I woke up dreaming about a song that doesn't exist. Maybe it's "a sign" I should be an award winning lyricist. Ha!
The song was the artist going through these montages - starting from home, a friend group, stepping in a puddle (when she really didn't want to get wet and soaking her shoes and feet and socks), feeling a little stuck and wet (somehow, my brain lingered here a bit), then bolting and deciding to go anyway, running down some sand-filled wooden box steps and running along the beach, screaming, Where do I belong!
Where do I belonggggggg!
Just belting it louder and louder and running faster and farther away...
She screams,
God I know you can hear me, so answer pleeeeease!
Where do I belongggggg!
Where do I belongggggg!
God I know you love me, but where do I belong?
I hate talking to my mother of origin. She is just not helpful. When I ask her for help, her only answers are ask God. God, God, God. It's like the least practical advice.
Make it make sense, woman!
Today is a day I want to go back to Seattle.
It occurred to me now that a little bit of light is being shed on the last boy entanglement. This boy is holding a flame from a 20+ year old romance. I've been there. What'd I tell you, men are more romantic than women! The level of disillusionment is fantastic! They haven't evolved from when I was 17 and doubtful to #almost40 and doubtful. They actually are getting worse because women's biology need them for baby-making.
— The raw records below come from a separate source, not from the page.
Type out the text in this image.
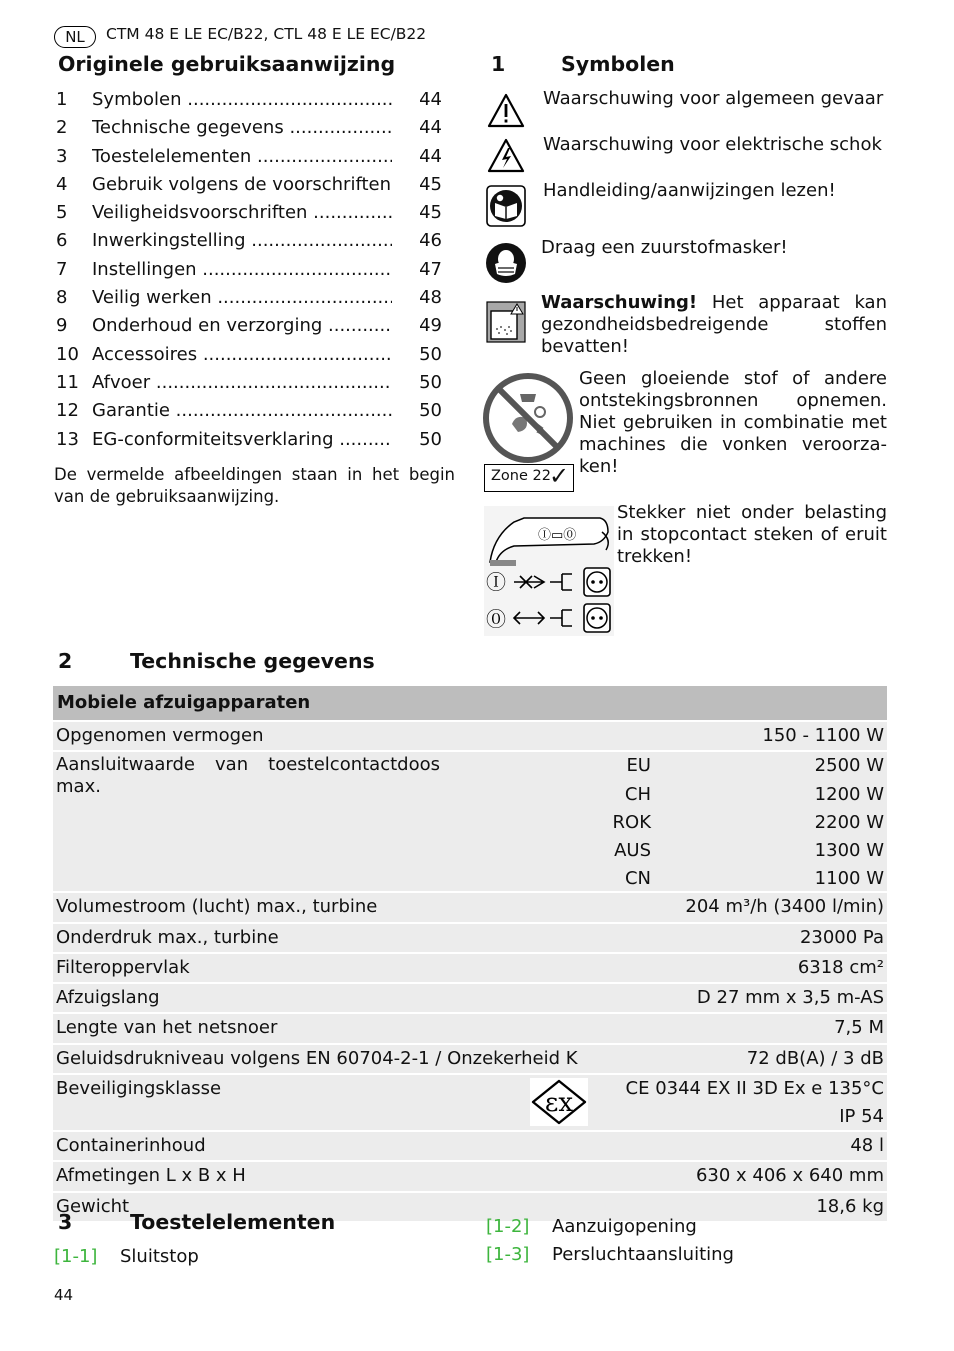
NL	CTM 48 E LE EC/B22, CTL 48 E LE EC/B22
Originele gebruiksaanwijzing
1 Symbolen .....	44
2 Technische gegevens .....	44
3 Toestelelementen .....	44
4 Gebruik volgens de voorschriften .....	45
5 Veiligheidsvoorschriften .....	45
6 Inwerkingstelling .....	46
7 Instellingen .....	47
8 Veilig werken .....	48
9 Onderhoud en verzorging .....	49
10 Accessoires .....	50
11 Afvoer .....	50
12 Garantie .....	50
13 EG-conformiteitsverklaring .....	50
De vermelde afbeeldingen staan in het begin van de gebruiksaanwijzing.
1	Symbolen
Waarschuwing voor algemeen gevaar
Waarschuwing voor elektrische schok
Handleiding/aanwijzingen lezen!
Draag een zuurstofmasker!
Waarschuwing! Het apparaat kan gezondheidsbedreigende stoffen bevatten!
Zone 22
✓
Geen gloeiende stof of andere ontstekingsbronnen opnemen. Niet gebruiken in combinatie met machines die vonken veroorza-ken!
Ⓘ▭⓪
Ⓘ
⓪
Stekker niet onder belasting in stopcontact steken of eruit trekken!
2	Technische gegevens
Mobiele afzuigapparaten
Opgenomen vermogen	150 - 1100 W
Aansluitwaarde van toestelcontactdoos max.
EU	2500 W
CH	1200 W
ROK	2200 W
AUS	1300 W
CN	1100 W
Volumestroom (lucht) max., turbine	204 m³/h (3400 l/min)
Onderdruk max., turbine	23000 Pa
Filteroppervlak	6318 cm²
Afzuigslang	D 27 mm x 3,5 m-AS
Lengte van het netsnoer	7,5 M
Geluidsdrukniveau volgens EN 60704-2-1 / Onzekerheid K	72 dB(A) / 3 dB
Beveiligingsklasse	εx	CE 0344 EX II 3D Ex e 135°C
IP 54
Containerinhoud	48 l
Afmetingen L x B x H	630 x 406 x 640 mm
Gewicht	18,6 kg
3	Toestelelementen
[1-1] Sluitstop
[1-2] Aanzuigopening
[1-3] Persluchtaansluiting
44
I am hopeful that 40 years from now we will have changed the paradigm with the availability of bio-tech solutions. Women like me will raise the bar and men will have to respond to the call to BE BETTER. I think they have reached their high, and there is usually a crash.
We will have had enough. It just takes so long for the message to spread.
So I celebrate you, Single Moms by Choice. You are the future!